而作為社群的管理者和伺服器的持有者，我也承諾：

*若此項方針得到表決通過，我將以我雪麒之名，捍衛此項方針的地位和尊嚴。*

狀態：
時間
階段
完成情況

2015/5/11 0:00 - 2015/5/12 24:00
管理員討論版徵集意見
*完成*

2015/5/13 0:00 - 2015/5/15 24:00
公開表決
*通過*




方針表決稿全文如下：

*狼之樂園：討論方針*
Discussion Policies of Wolves' Paradise
為了狼之樂園的和平，穩定與發展，狼之樂園特設立創作與討論方針，本文為討論方針。方針是狼之樂園社群所普遍接受並應當遵循的行為準則，因全社群的表決通過而生效，是社群共識的體現，並由具體規定所支撐，適用於狼之樂園的所有會員與管理者。

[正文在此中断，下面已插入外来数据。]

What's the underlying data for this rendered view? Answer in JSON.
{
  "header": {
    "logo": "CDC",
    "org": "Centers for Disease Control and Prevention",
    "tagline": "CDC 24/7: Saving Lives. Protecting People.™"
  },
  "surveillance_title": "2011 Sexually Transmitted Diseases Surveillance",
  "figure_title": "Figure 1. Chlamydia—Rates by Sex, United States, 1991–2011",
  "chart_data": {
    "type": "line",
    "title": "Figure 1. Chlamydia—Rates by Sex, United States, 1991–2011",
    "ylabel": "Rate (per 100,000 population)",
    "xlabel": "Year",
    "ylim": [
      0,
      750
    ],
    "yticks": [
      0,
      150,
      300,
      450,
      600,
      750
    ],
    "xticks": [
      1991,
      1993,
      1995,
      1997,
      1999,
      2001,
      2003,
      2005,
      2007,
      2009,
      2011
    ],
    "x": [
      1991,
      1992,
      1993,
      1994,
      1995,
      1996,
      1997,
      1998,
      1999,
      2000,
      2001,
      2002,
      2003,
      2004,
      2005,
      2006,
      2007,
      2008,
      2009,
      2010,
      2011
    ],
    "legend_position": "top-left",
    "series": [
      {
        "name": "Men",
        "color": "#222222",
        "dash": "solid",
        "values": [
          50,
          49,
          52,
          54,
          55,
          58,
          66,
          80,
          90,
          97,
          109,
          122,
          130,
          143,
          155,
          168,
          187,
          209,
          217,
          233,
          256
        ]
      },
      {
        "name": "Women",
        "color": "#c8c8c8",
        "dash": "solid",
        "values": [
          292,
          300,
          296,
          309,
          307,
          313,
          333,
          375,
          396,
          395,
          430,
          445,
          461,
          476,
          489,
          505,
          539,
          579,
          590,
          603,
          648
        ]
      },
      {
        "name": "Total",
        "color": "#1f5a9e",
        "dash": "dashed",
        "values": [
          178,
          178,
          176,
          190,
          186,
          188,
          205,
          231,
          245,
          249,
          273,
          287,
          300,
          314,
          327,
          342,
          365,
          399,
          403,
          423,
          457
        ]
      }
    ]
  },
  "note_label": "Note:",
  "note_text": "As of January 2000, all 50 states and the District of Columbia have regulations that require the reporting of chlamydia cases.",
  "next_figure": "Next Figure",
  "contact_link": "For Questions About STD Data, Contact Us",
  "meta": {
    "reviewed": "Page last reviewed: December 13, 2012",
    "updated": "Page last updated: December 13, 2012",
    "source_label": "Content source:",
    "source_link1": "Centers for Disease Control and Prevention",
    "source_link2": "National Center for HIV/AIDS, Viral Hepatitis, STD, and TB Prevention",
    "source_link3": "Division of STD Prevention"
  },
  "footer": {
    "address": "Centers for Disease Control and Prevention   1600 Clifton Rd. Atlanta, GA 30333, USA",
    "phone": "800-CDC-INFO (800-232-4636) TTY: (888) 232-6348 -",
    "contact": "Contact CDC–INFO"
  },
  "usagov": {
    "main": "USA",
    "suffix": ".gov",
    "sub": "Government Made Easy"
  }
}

儘管成文方針有其不可避免的欠缺性，難以覆蓋干擾或惡意行為的所有可能形式。但無論如何，只要會員的行為與成文方針的內在精神背道而馳，便可能受到譴責，即便沒有違反文字形式的規定。反之，抱持善意、展現文明、尋求共識並且致力於狼之樂園的和平、穩定與發展的會員和管理者，將受到大家的歡迎。

*方針一：保持禮儀 (WP:EQ)*
簡而言之：*請保持謙讓，寬以待物，讓其他會員覺得受到歡迎，多給予讚美和寬恕。*

詳細論述


狼之樂園的會員來自整個大中華地區，擁有着不同的文化。同時，每位同好的獸身分產生原因及投入情感程度皆不相同。尊重其他會員，保持禮儀，是狼之樂園和平發展的關鍵。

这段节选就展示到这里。